The nineteenth century. So says Yvor Winters:
Tuckerman is flawed by the vices of his century; but The Cricket, I feel sure, is the greatest poem in English of the century, and the amount of unforgettable poety in the sonnets is large. (xvi)
Winters greatly underestimates the power of my memory, but he is otherwise correct about the sonnets of Frederick Goddard Tuckerman. I'm much less sure about The Cricket, although I like Winters' confidence, of which there is more:
F. G. Tuckerman (1821-73) was one of the three most remarkable American poets of the nineteenth century. The others were Jones Very (1813-80) and Emily Dickinson (1830-86). Emerson had talent, which was badly damaged by foolish thinking; Bryant might be described as a fine second-rate poet, better than most of the British poets of the century. Of Poe and Whitman, the less said the better. (ix)

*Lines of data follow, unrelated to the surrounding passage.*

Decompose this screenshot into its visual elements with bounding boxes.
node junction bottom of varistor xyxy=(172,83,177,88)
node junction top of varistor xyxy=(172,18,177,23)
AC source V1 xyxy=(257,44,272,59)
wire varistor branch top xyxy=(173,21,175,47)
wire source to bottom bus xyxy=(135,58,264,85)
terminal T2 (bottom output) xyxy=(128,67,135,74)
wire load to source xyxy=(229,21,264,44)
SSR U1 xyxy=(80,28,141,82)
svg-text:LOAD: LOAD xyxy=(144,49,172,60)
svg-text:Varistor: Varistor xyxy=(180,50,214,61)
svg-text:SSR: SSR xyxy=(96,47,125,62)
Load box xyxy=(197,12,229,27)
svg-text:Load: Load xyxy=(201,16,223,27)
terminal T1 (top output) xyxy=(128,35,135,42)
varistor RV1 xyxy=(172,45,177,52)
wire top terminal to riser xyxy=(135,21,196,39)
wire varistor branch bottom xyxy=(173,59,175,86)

Winters grants the superiority of “an occasional line or short passage in Wordsworth.” I love this sort of thing. I wish I could do it myself, but my temperament is too strongly Appreciationist. The less said – for a while, I couldn’t shut up about Poe. Winters presumably backs up his slagging somewhere.
So what is in The Cricket, the greatest etc? It’s an ode, more or less, about four pages long, written in the 1860s, but unpublished until 1950. It has some resemblance to Milton’s “Lycidas” and Thomas Gray’s “Elegy in a Country Churchyard.”
At first, the poem really is about crickets, or listening to crickets:
At hand, around, illimitably
Rising, and falling like the sea,
Acres of cricks!
Soon, the chirp of the "cricks" becomes something more, a harbinger of death, or the sound of grief:
Thou bringest, too, dim accents from the grave
To him who walketh when the day is dim,
Dreaming of those who dream of him no more;
A baffling pastoral section follows, which at least let me know I was reading an ode. Then the final canto, the longest and strangest, which features an enchanter mucking about in a swamp for poisonous herbs and much more poetic poetry, lines such as:
Or garden gravemound tricked and dressed -
The ceaseless simmer in the summer grass
Naught in innumerable numerousness. [profound, or ludicrous?]
And, the end:
It matters not. Behold! The autumn goes,
The shadow grows,
The moments take hold of eternity;
Even while we stop to wrangle or repine
Our lives are gone –
Like thinnest mist,
Like yon escaping color in the tree;
Rejoice! Rejoice! whilst yet the hours exist –
Rejoice or mourn, and let the world swing on
Unmoved by cricket song of thee or me.
Some real wisdom here, although a little banal? Seize the day, have some perspective on your own life, and so on? “The moments take hold of eternity” is a line that works well for me, but I can’t really explain it, since it verges on meaninglessness. “[T]ake hold” is the tricky part, something moments can’t do.
Winters detects touches, long before the fact, of Paul Verlaine and Paul Valéry, poets he values highly. I find the comparison helpful, unlike the “greatest poem” business, which might very well impede my reading. Harold Bloom’s anointing of “Lycidas” as the greatest poem in the language has a similar effect on me. I turn it this way and that, and say, really? Heaven knows what sort of damage I have been doing to Dead Souls (Greatest Novel of the First Half of the Nineteenth Century). Well, I have no authority, so not much.
By the way, anyone curious about Winters’ own poetry should visit Anecdotal Evidence, which also contains some fine slagging.
Page numbers from The Complete Poems of Frederick Goddard Tuckerman, ed. N. Scott Momaday, Oxford University Press, 1965.